The making of Vogue June/July 2020

The making of Vogue June/July 2020

Cate Blanchett stars on Vogue Australia’s June/July 2020 cover – but not as you know it. The Academy Award-winning actor, while in lockdown in the UK, agreed to collaborate with Vogue on a special portrait with one of her favourite artists, Fiona Lowry, who, on the other side of the world, was also in lockdown. Lowry, an Archibald Prize-winning artist, agreed to paint Blanchett specially for this issue. The final product took two weeks to complete after Blanchett was photographed at home in the UK. Here, Vogue chatted to Lowry about the project. 

Vogue: In preparation for Cate’s June-July cover, the two of you first spoke over the phone. What did you cover off in that initial phone chat?

Fiona Lowry: We discussed what the project was and how we could make an image that spoke to this moment in time. I shared some image references and we talked about the feeling they evoked. I spoke about what I saw were the phases I personally had gone through with Covid-19: the initial shock of job losses and anxiety about the future, the constant cleaning of ourselves and our homes, to what eventually became an opportunity for reflection and personal change as all our plans became inessential.

 


 

Vogue: How did you feel after speaking directly with Cate, as one creative to another?
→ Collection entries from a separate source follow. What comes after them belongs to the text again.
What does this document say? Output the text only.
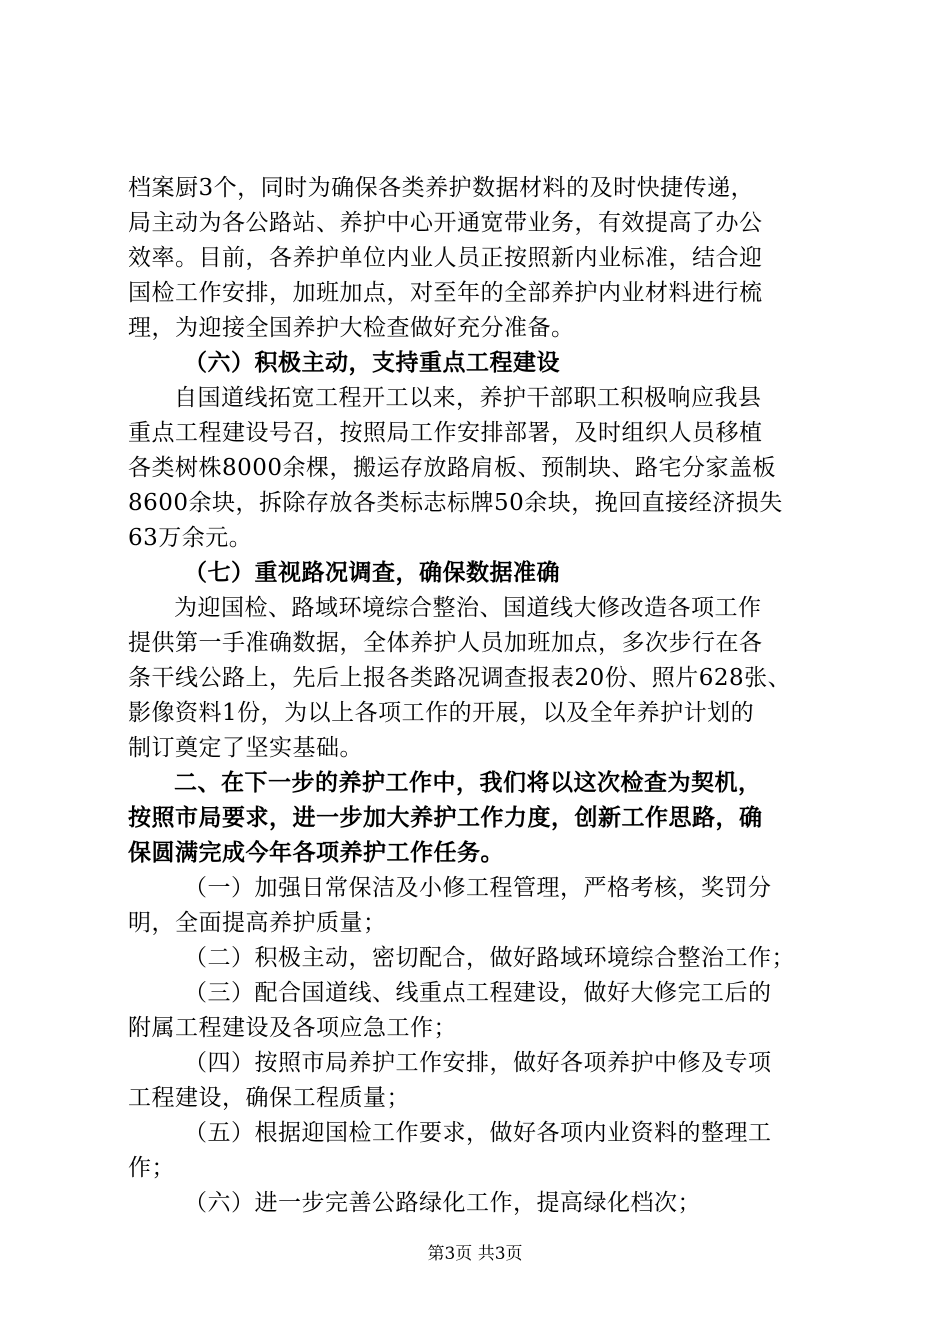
档案厨3个，同时为确保各类养护数据材料的及时快捷传递，
局主动为各公路站、养护中心开通宽带业务，有效提高了办公
效率。目前，各养护单位内业人员正按照新内业标准，结合迎
国检工作安排，加班加点，对至年的全部养护内业材料进行梳
理，为迎接全国养护大检查做好充分准备。
（六）积极主动，支持重点工程建设
自国道线拓宽工程开工以来，养护干部职工积极响应我县
重点工程建设号召，按照局工作安排部署，及时组织人员移植
各类树株8000余棵，搬运存放路肩板、预制块、路宅分家盖板
8600余块，拆除存放各类标志标牌50余块，挽回直接经济损失
63万余元。
（七）重视路况调查，确保数据准确
为迎国检、路域环境综合整治、国道线大修改造各项工作
提供第一手准确数据，全体养护人员加班加点，多次步行在各
条干线公路上，先后上报各类路况调查报表20份、照片628张、
影像资料1份，为以上各项工作的开展，以及全年养护计划的
制订奠定了坚实基础。
二、在下一步的养护工作中，我们将以这次检查为契机，
按照市局要求，进一步加大养护工作力度，创新工作思路，确
保圆满完成今年各项养护工作任务。
（一）加强日常保洁及小修工程管理，严格考核，奖罚分
明，全面提高养护质量；
（二）积极主动，密切配合，做好路域环境综合整治工作；
（三）配合国道线、线重点工程建设，做好大修完工后的
附属工程建设及各项应急工作；
（四）按照市局养护工作安排，做好各项养护中修及专项
工程建设，确保工程质量；
（五）根据迎国检工作要求，做好各项内业资料的整理工
作；
（六）进一步完善公路绿化工作，提高绿化档次；
第3页 共3页
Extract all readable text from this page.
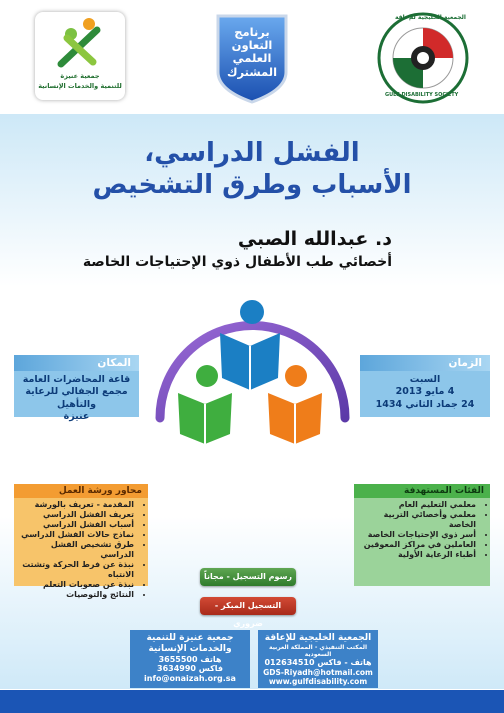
جمعية عنيزة
للتنمية والخدمات الإنسانية
برنامج
التعاون
العلمي
المشترك
الجمعية الخليجية للإعاقة
GULF DISABILITY SOCIETY
الفشل الدراسي،
الأسباب وطرق التشخيص
د. عبدالله الصبي
أخصائي طب الأطفال ذوي الإحتياجات الخاصة
المكان
قاعة المحاضرات العامة
مجمع الجفالي للرعاية والتأهيل
عنيزة
الزمان
السبت
4 مايو 2013
24 جماد الثاني 1434
محاور ورشة العمل
• المقدمة - تعريف بالورشة
• تعريف الفشل الدراسي
• أسباب الفشل الدراسي
• نماذج حالات الفشل الدراسي
• طرق تشخيص الفشل الدراسي
• نبذة عن فرط الحركة وتشتت الانتباه
• نبذة عن صعوبات التعلم
• النتائج والتوصيات
الفئات المستهدفة
• معلمي التعليم العام
• معلمي وأخصائي التربية الخاصة
• أسر ذوي الإحتياجات الخاصة
• العاملين في مراكز المعوقين
• أطباء الرعاية الأولية
رسوم التسجيل - مجاناً
التسجيل المبكر - ضروري
جمعية عنيزة للتنمية
والخدمات الإنسانية
هاتف 3655500
فاكس 3634990
info@onaizah.org.sa
الجمعية الخليجية للإعاقة
المكتب التنفيذي - المملكة العربية السعودية
هاتف - فاكس 012634510
GDS-Riyadh@hotmail.com
www.gulfdisability.com
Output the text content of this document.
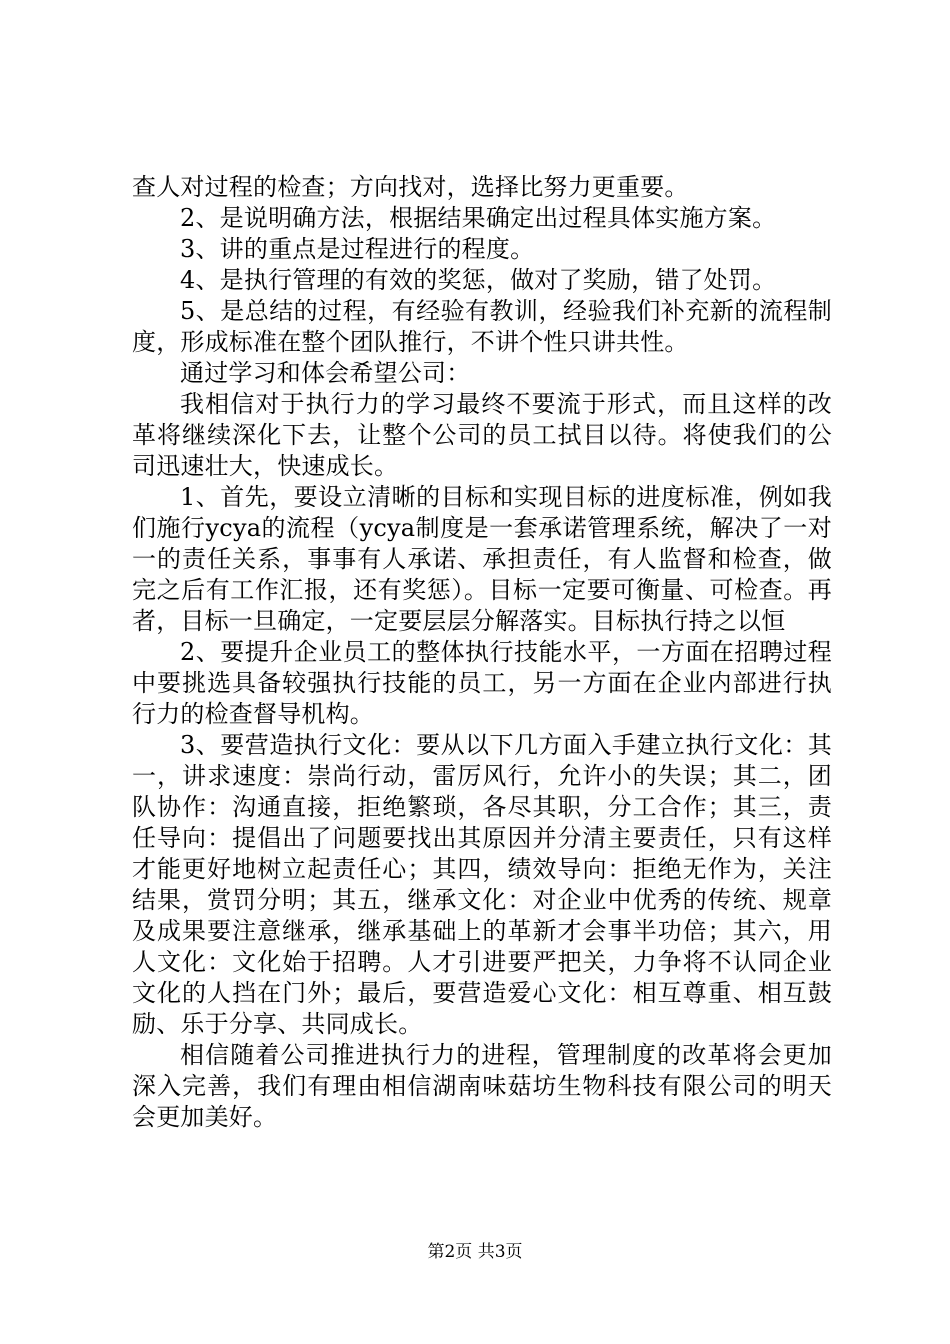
查人对过程的检查；方向找对，选择比努力更重要。

2、是说明确方法，根据结果确定出过程具体实施方案。

3、讲的重点是过程进行的程度。

4、是执行管理的有效的奖惩，做对了奖励，错了处罚。

5、是总结的过程，有经验有教训，经验我们补充新的流程制度，形成标准在整个团队推行，不讲个性只讲共性。

通过学习和体会希望公司：

我相信对于执行力的学习最终不要流于形式，而且这样的改革将继续深化下去，让整个公司的员工拭目以待。将使我们的公司迅速壮大，快速成长。

1、首先，要设立清晰的目标和实现目标的进度标准，例如我们施行ycya的流程（ycya制度是一套承诺管理系统，解决了一对一的责任关系，事事有人承诺、承担责任，有人监督和检查，做完之后有工作汇报，还有奖惩）。目标一定要可衡量、可检查。再者，目标一旦确定，一定要层层分解落实。目标执行持之以恒

2、要提升企业员工的整体执行技能水平，一方面在招聘过程中要挑选具备较强执行技能的员工，另一方面在企业内部进行执行力的检查督导机构。

3、要营造执行文化：要从以下几方面入手建立执行文化：其一，讲求速度：崇尚行动，雷厉风行，允许小的失误；其二，团队协作：沟通直接，拒绝繁琐，各尽其职，分工合作；其三，责任导向：提倡出了问题要找出其原因并分清主要责任，只有这样才能更好地树立起责任心；其四，绩效导向：拒绝无作为，关注结果，赏罚分明；其五，继承文化：对企业中优秀的传统、规章及成果要注意继承，继承基础上的革新才会事半功倍；其六，用人文化：文化始于招聘。人才引进要严把关，力争将不认同企业文化的人挡在门外；最后，要营造爱心文化：相互尊重、相互鼓励、乐于分享、共同成长。

相信随着公司推进执行力的进程，管理制度的改革将会更加深入完善，我们有理由相信湖南味菇坊生物科技有限公司的明天会更加美好。

第2页 共3页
Fiona Lowry: I really felt very excited about what was possible. There were so many elements to resolve: a portrait of Cate, a portrait of her reflecting the time and a portrait of Cate performing inside one of my paintings with all the connotations that my work brings with it.  It really was a very special moment for me to be able to work with someone I have always found so inspiring.

Vogue: When you create a portrait like this, what is the very first step?

Fiona Lowry: In non-Covid times, I would meet with the person, sit with them and discuss ideas. Then we would go out into the landscape and I would photograph them playing out the ideas we had discussed to use for reference to make the paintings. I would then take the images back to the studio to use as a reference to make my paintings.

 

 

Vogue: Is the final product different from what you first anticipated would take shape?

Fiona Lowry: I had to let go of a certain amount of control and hope that my ideas were able to be translated without me being there. I wasn’t sure exactly what I would get from Cate and in that sense it was a collaboration with her to what ended up being produced in the end. There were so many beautiful images that she made for me to work with.

Vogue: What do you like most about the portrait?

Fiona Lowry: The sense of stillness, but there is also a feeling of nostalgia as the moment was so fleeting.